- Also known as: Denise Bachman
- Born: Denise Eliane Helene McCann December 16, 1948 (age 77)
- Origin: United States
- Genres: Rock, Disco, Celtic
- Occupation: Singer-Songwriter
- Instruments: guitar, mandolin, hurdy-gurdy, percussion, piano, bass
- Years active: 1977-present
- Labels: Polydor Canada, Ltd., Butterfly/EMI Records USA, RCA Canada,

= Denise McCann =

American-Canadian singer-songwriter (born 1948)

Denise McCann (born December 16, 1948, in Clinton, Iowa) is an American-Canadian singer-songwriter.

==Biography==
Growing up in a musical family (her grandfather Albert Hews McCann, Sr. was a professional cornet player and singer in Shreveport, Louisiana), McCann was part of the McCann Family Orchestra that accompanied traveling vaudeville acts at the Shreveport theatre.

McCann's family moved to Castro Valley, California during her teen years. After graduating from high school in 1967, she moved to San Francisco's Haight-Ashbury region.

McCann became part of the hippie movement when she worked at the Magic Mountain Festival on Mount Tamalpais and then at the Monterey Pop Festival, where she befriended a nervous Jimi Hendrix just before his seminal performance.

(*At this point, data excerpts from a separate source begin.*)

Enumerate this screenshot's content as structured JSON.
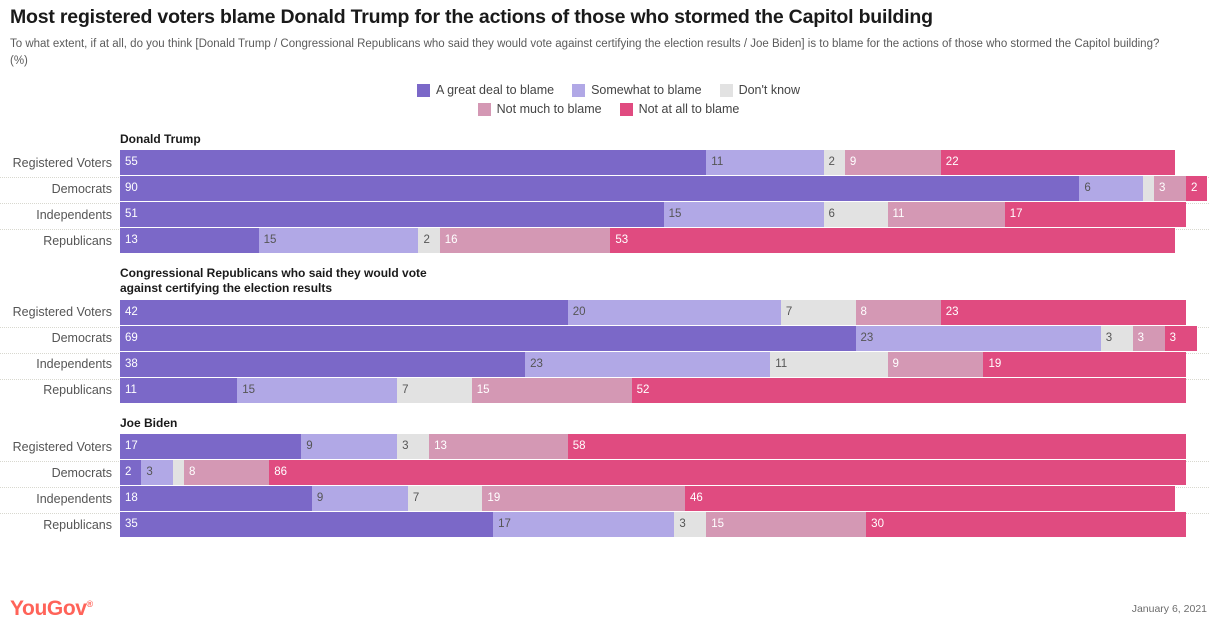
{
  "header": {
    "title": "Most registered voters blame Donald Trump for the actions of those who stormed the Capitol building",
    "subtitle": "To what extent, if at all, do you think [Donald Trump / Congressional Republicans who said they would vote against certifying the election results / Joe Biden] is to blame for the actions of those who stormed the Capitol building? (%)"
  },
  "legend": {
    "row1": [
      {
        "label": "A great deal to blame",
        "color": "#7b68c8"
      },
      {
        "label": "Somewhat to blame",
        "color": "#b1a8e6"
      },
      {
        "label": "Don't know",
        "color": "#e2e2e2"
      }
    ],
    "row2": [
      {
        "label": "Not much to blame",
        "color": "#d498b4"
      },
      {
        "label": "Not at all to blame",
        "color": "#e04b80"
      }
    ]
  },
  "footer": {
    "brand": "YouGov",
    "date": "January 6, 2021"
  },
  "chart_data": {
    "type": "bar",
    "subtype": "stacked-horizontal-100",
    "title": "Most registered voters blame Donald Trump for the actions of those who stormed the Capitol building",
    "subtitle": "To what extent, if at all, do you think [Donald Trump / Congressional Republicans who said they would vote against certifying the election results / Joe Biden] is to blame for the actions of those who stormed the Capitol building? (%)",
    "xlabel": "",
    "ylabel": "",
    "unit": "%",
    "grid": false,
    "legend_position": "top",
    "series": [
      {
        "name": "A great deal to blame",
        "color": "#7b68c8",
        "text": "light"
      },
      {
        "name": "Somewhat to blame",
        "color": "#b1a8e6",
        "text": "dark"
      },
      {
        "name": "Don't know",
        "color": "#e2e2e2",
        "text": "dark"
      },
      {
        "name": "Not much to blame",
        "color": "#d498b4",
        "text": "light"
      },
      {
        "name": "Not at all to blame",
        "color": "#e04b80",
        "text": "light"
      }
    ],
    "groups": [
      {
        "title": "Donald Trump",
        "categories": [
          "Registered Voters",
          "Democrats",
          "Independents",
          "Republicans"
        ],
        "rows": [
          {
            "category": "Registered Voters",
            "values": [
              55,
              11,
              2,
              9,
              22
            ]
          },
          {
            "category": "Democrats",
            "values": [
              90,
              6,
              1,
              3,
              2
            ]
          },
          {
            "category": "Independents",
            "values": [
              51,
              15,
              6,
              11,
              17
            ]
          },
          {
            "category": "Republicans",
            "values": [
              13,
              15,
              2,
              16,
              53
            ]
          }
        ]
      },
      {
        "title": "Congressional Republicans who said they would vote against certifying the election results",
        "categories": [
          "Registered Voters",
          "Democrats",
          "Independents",
          "Republicans"
        ],
        "rows": [
          {
            "category": "Registered Voters",
            "values": [
              42,
              20,
              7,
              8,
              23
            ]
          },
          {
            "category": "Democrats",
            "values": [
              69,
              23,
              3,
              3,
              3
            ]
          },
          {
            "category": "Independents",
            "values": [
              38,
              23,
              11,
              9,
              19
            ]
          },
          {
            "category": "Republicans",
            "values": [
              11,
              15,
              7,
              15,
              52
            ]
          }
        ]
      },
      {
        "title": "Joe Biden",
        "categories": [
          "Registered Voters",
          "Democrats",
          "Independents",
          "Republicans"
        ],
        "rows": [
          {
            "category": "Registered Voters",
            "values": [
              17,
              9,
              3,
              13,
              58
            ]
          },
          {
            "category": "Democrats",
            "values": [
              2,
              3,
              1,
              8,
              86
            ]
          },
          {
            "category": "Independents",
            "values": [
              18,
              9,
              7,
              19,
              46
            ]
          },
          {
            "category": "Republicans",
            "values": [
              35,
              17,
              3,
              15,
              30
            ]
          }
        ]
      }
    ]
  }
}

She appears in the D.A. Pennebaker documentary "Monterey Pop!"

McCann went on to become a folk singer and songwriter, appearing many times at famed San Francisco folk clubs such as The Holy City Zoo, The Drinking Gourd, and The Coffee Gallery, where she would play her distinctive Gibson J-50 guitar and sing her original songs.

McCann joined with Bob Smith and Roy Michaels of "Cat Mother & the All Night Newsboys" to form a new group called "Rich and Famous (and Denise)". The group only played a few gigs before going their separate ways.

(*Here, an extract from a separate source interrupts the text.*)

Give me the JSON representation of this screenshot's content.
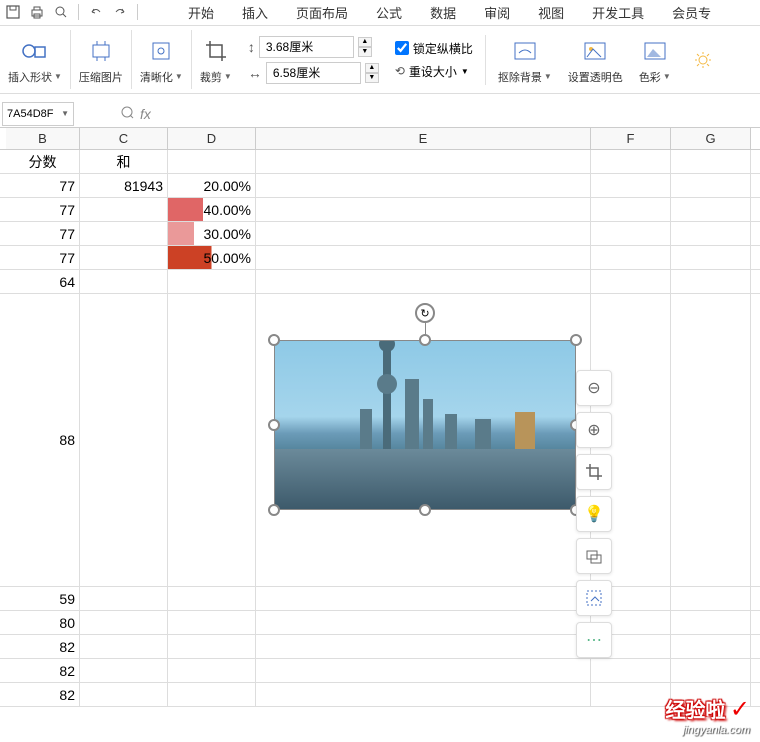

After moving to Kitsilano, a neighbourhood of Vancouver, British Columbia, McCann became a fixture performing at local clubs such as Rohan’s Rockpile and The Commodore Ballroom.

In Vancouver, McCann teamed up with Guy Sobell, who produced her first single, the country-tinged "It Still Hurts" and its proposed B side "Tattoo Man". But her record label, Polydor Records in Montreal, decided the second song was too rock and roll oriented to serve as the B side to this country song, and they asked Sobell to extend it by adding a 2-minute percussion break in the middle so they could market it in the new clubs that were springing up all over Montreal. These clubs were playing a new genre of music that was called "Disco" for the discotheques where the beat-heavy dance music was popular and they wanted long, extended pieces that could be mixed by the club DJs to make them seamlessly meld into one another. Sobell complied with the request and "Tattoo Man" was released as a five-minute extended play LP that became a hit on the disco charts across North America.

McCann's follow-up record was "I Don't Wanna Forget You", a song that featured a four-octave vocal improvisation. This second release received more commercial radio exposure than "Tattoo Man".

McCann was signed to the ill-fated and short-lived Disco specialty label "Butterfly Records" in Hollywood, and was thereafter dogged by having her record label go out of business twice just as her albums ("Midnight Madness" and "I Have A Destiny") were released.

She continued to work professionally in Canada in many bands, including the Basil Watson Revue, Mad Ivan and the Hornets, Denise McCann Band, Denise McCann and the Dead Marines, Headpins, and The Night Train Revue. She also appeared as a featured performer on many Canadian TV shows, including The Alan Hamel Show and its replacement The Alan Thicke Show, the Wolfman Jack Show, The Paul Anka Show, and the Rene Simard Show. She performed at the famed Studio 54 nightclub in 1982.

McCann met Randy Bachman of The Guess Who and Bachman–Turner Overdrive at a Christmas fundraiser concert and they married in 1982. She became a Canadian citizen in 1989.

Bachman and McCann separated in 2011. Prior to their separation, McCann was heard on CBC Radio as a contributor to Bachman's program Vinyl Tap.